As you mention Richard Tauber I thought you or one of your readers might be interested in my quest to find out if my father sculpted the singer.
My father was a Jewish sculptor, born Oskar Neumann, in Osijek Croatia in 1906. He studied in Vienna when he was 18 and sculpted many of the leading singers of the day including Domenico Borghese and Leo Slezak. Arnold Schoenberg advised him to leave Vienna after a year so he went to Brussels and changed his name to Némon. He was summoned back to Vienna to sculpt Sigmund Freud in 1931. Némon also sculpted many of Freud’s disciples including Sandor Ferenczi, Ernest Jones, Paul Federn, Princess Marie Bonaparte and Rene Laforgue.

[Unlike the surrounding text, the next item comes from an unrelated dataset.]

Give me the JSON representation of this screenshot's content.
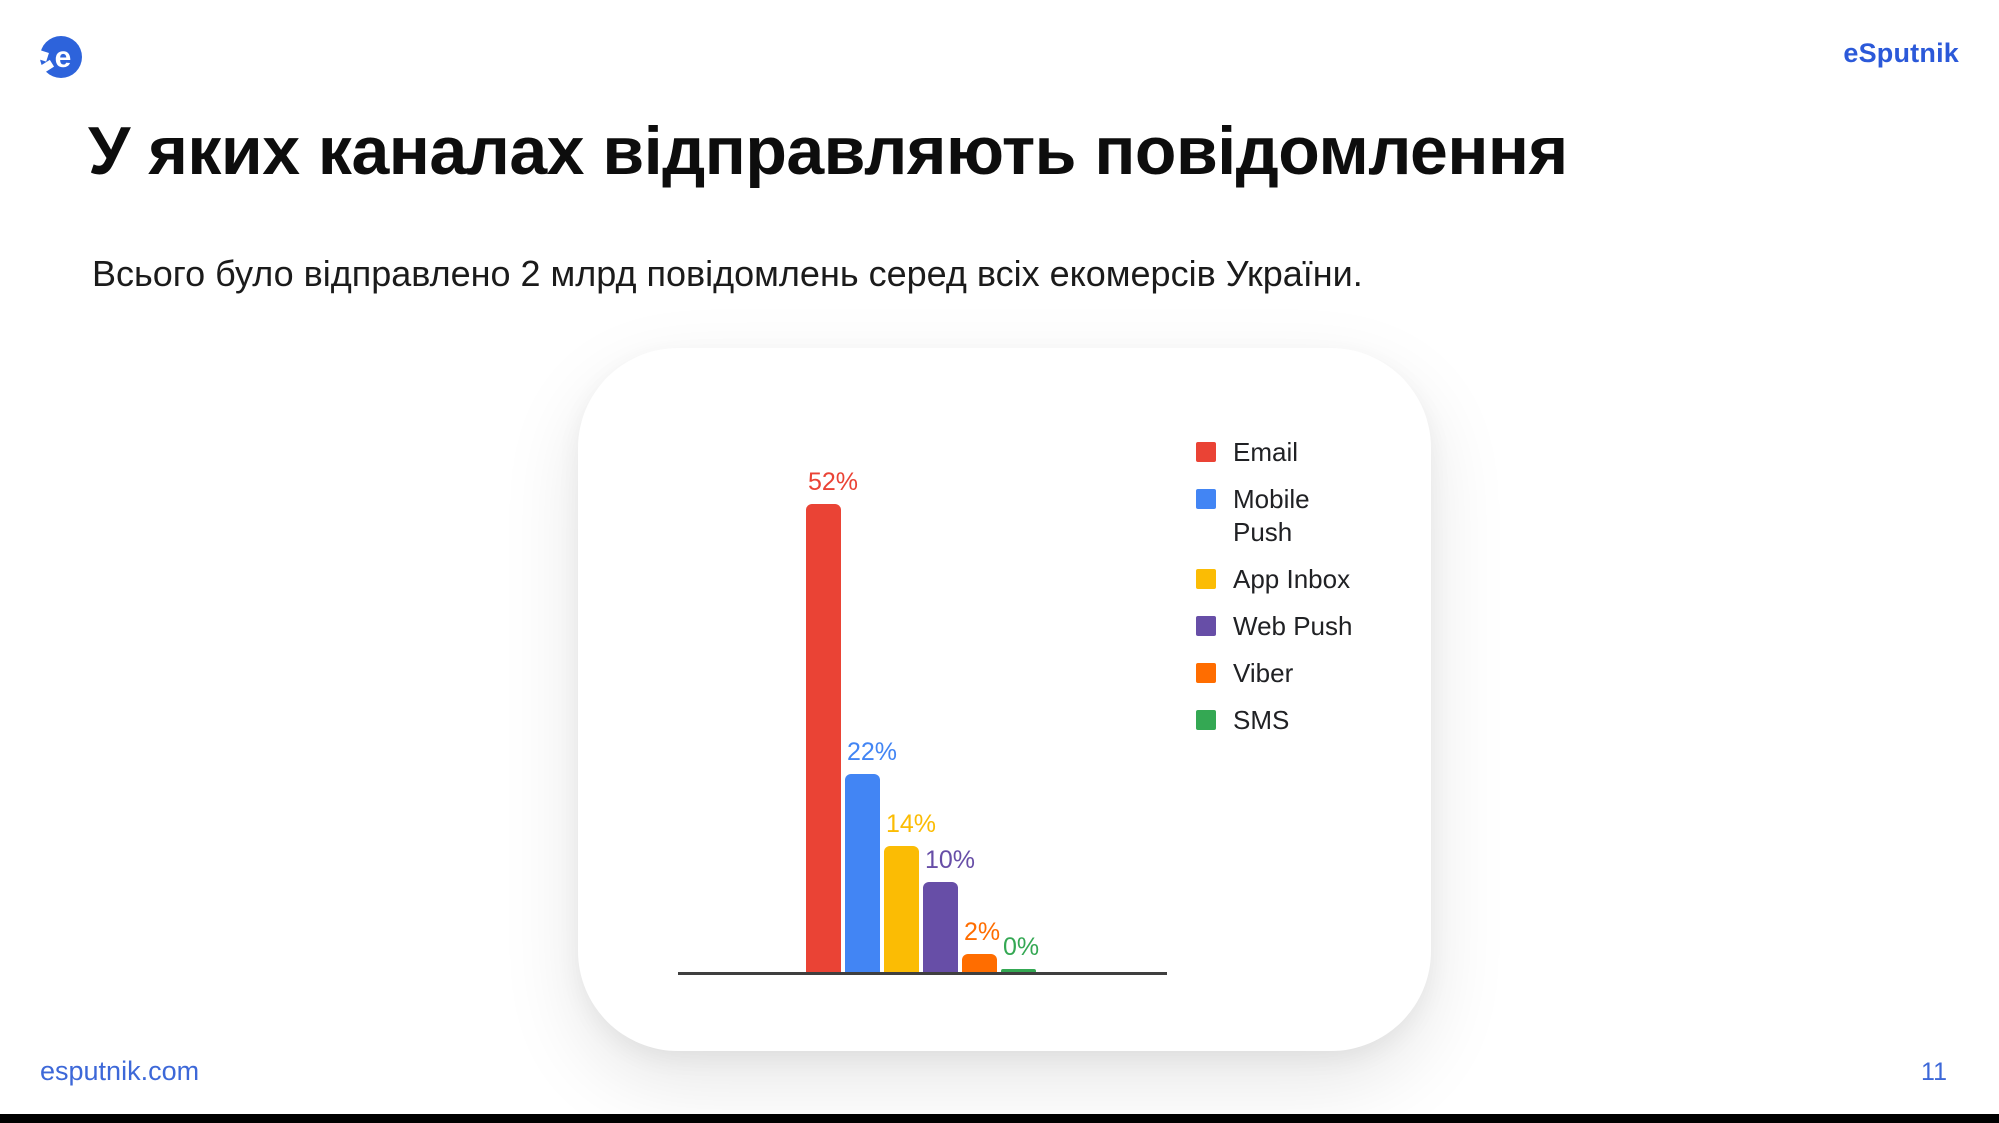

I’m emailing you because I have just read a 1927 press report about Nemon’s 1927 medallion of Charles Lindbergh which also says that Nemon sculpted Richard Tauber and Tino Pattiera. Many of my father’s papers have been lost during his many moves from country to country. His mother, brother and grandmother were murdered in the Holocaust.

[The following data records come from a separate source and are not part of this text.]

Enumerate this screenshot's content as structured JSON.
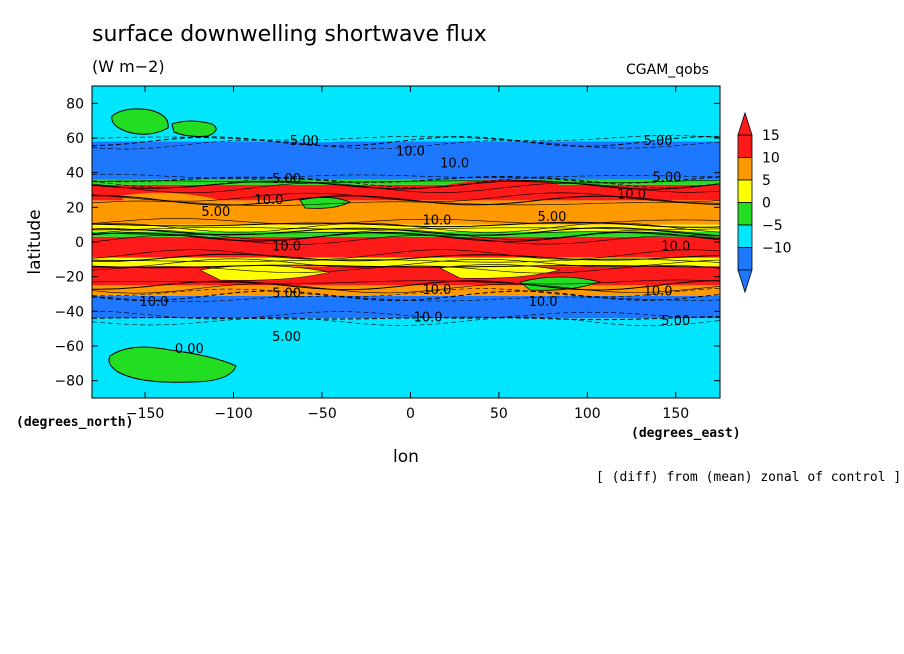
{
  "chart_data": {
    "type": "heatmap",
    "title": "surface downwelling shortwave flux",
    "units": "(W m−2)",
    "model": "CGAM_qobs",
    "xlabel": "lon",
    "ylabel": "latitude",
    "x_units": "(degrees_east)",
    "y_units": "(degrees_north)",
    "note": "[ (diff) from (mean) zonal of control ]",
    "xlim": [
      -180,
      175
    ],
    "ylim": [
      -90,
      90
    ],
    "x_ticks": [
      -150,
      -100,
      -50,
      0,
      50,
      100,
      150
    ],
    "y_ticks": [
      80,
      60,
      40,
      20,
      0,
      -20,
      -40,
      -60,
      -80
    ],
    "colorbar": {
      "levels": [
        -10,
        -5,
        0,
        5,
        10,
        15
      ],
      "colors": [
        "#1e78ff",
        "#00e6ff",
        "#22dd22",
        "#ffff00",
        "#ff9900",
        "#ff1a1a"
      ],
      "extend": "both"
    },
    "bands": [
      {
        "lat": [
          -90,
          -44
        ],
        "level": -5
      },
      {
        "lat": [
          -44,
          -31
        ],
        "level": -10
      },
      {
        "lat": [
          -31,
          -25
        ],
        "level": 10
      },
      {
        "lat": [
          -25,
          -14
        ],
        "level": 15
      },
      {
        "lat": [
          -14,
          -9
        ],
        "level": 5
      },
      {
        "lat": [
          -9,
          3
        ],
        "level": 15
      },
      {
        "lat": [
          3,
          6
        ],
        "level": 0
      },
      {
        "lat": [
          6,
          10
        ],
        "level": 5
      },
      {
        "lat": [
          10,
          24
        ],
        "level": 10
      },
      {
        "lat": [
          24,
          33
        ],
        "level": 15
      },
      {
        "lat": [
          33,
          36
        ],
        "level": 0
      },
      {
        "lat": [
          36,
          58
        ],
        "level": -10
      },
      {
        "lat": [
          58,
          90
        ],
        "level": -5
      }
    ],
    "contour_labels": [
      {
        "text": "5.00",
        "lon": -60,
        "lat": 56
      },
      {
        "text": "5.00",
        "lon": 140,
        "lat": 56
      },
      {
        "text": "10.0",
        "lon": 0,
        "lat": 50
      },
      {
        "text": "10.0",
        "lon": 25,
        "lat": 43
      },
      {
        "text": "5.00",
        "lon": -70,
        "lat": 34
      },
      {
        "text": "5.00",
        "lon": 145,
        "lat": 35
      },
      {
        "text": "5.00",
        "lon": -110,
        "lat": 15
      },
      {
        "text": "10.0",
        "lon": -80,
        "lat": 22
      },
      {
        "text": "10.0",
        "lon": 15,
        "lat": 10
      },
      {
        "text": "10.0",
        "lon": 125,
        "lat": 25
      },
      {
        "text": "5.00",
        "lon": 80,
        "lat": 12
      },
      {
        "text": "10.0",
        "lon": -70,
        "lat": -5
      },
      {
        "text": "10.0",
        "lon": 150,
        "lat": -5
      },
      {
        "text": "10.0",
        "lon": 15,
        "lat": -30
      },
      {
        "text": "5.00",
        "lon": -70,
        "lat": -32
      },
      {
        "text": "10.0",
        "lon": 75,
        "lat": -37
      },
      {
        "text": "10.0",
        "lon": -145,
        "lat": -37
      },
      {
        "text": "10.0",
        "lon": 140,
        "lat": -31
      },
      {
        "text": "10.0",
        "lon": 10,
        "lat": -46
      },
      {
        "text": "5.00",
        "lon": -70,
        "lat": -57
      },
      {
        "text": "5.00",
        "lon": 150,
        "lat": -48
      },
      {
        "text": "0.00",
        "lon": -125,
        "lat": -64
      }
    ]
  }
}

I was in Washington last month for the installation of Nemon’s bust of Churchill in the Capitol.
Edie Jarolim says
Aurelia, thank you so much for sending me this information about your father. What a fascinating man and a fascinating story! I would love for more people to read it, so I am going to contact you privately to see if you would write a longer post about him — and perhaps send some pictures!
Minos Voutsinos says
Tauber dit not die a natural death. He died from a lung cancer in 1946. His last performance was the same year, when he asked to replace Anton Dermota in his role of Don Ottavio. He sang the whole performance with practically only one lung. As Daniel ‘O Hara mentionned, he was not an antisemite or anti-jewish, he was only annoyed by the fact to be chased from the Nazis because of his origins. In some matter, it was better for his post-mortem reputation. He could have made the same error as many artists did : collaborate with the Nazi Regime. The fact, that he emigrated to England and that he contributed to the British movement by supporting the struggle against Nazi Germany, made him twice as much admirable for his fans.
Stephen John Cowley says
Yes he was appearing in what would be in last operetta in Berlin Fruhlingssturme ,with Jamila Novotna when this occurred and he then fled to back to his home land Austria, in fact it was the composer Jaromir Weinberger last operetta there too he being part Jewish the Nazis closed the production down and his show disappeared for many years. Thanks for info Daniel, me my father and grandfather always loved Richard Tauber.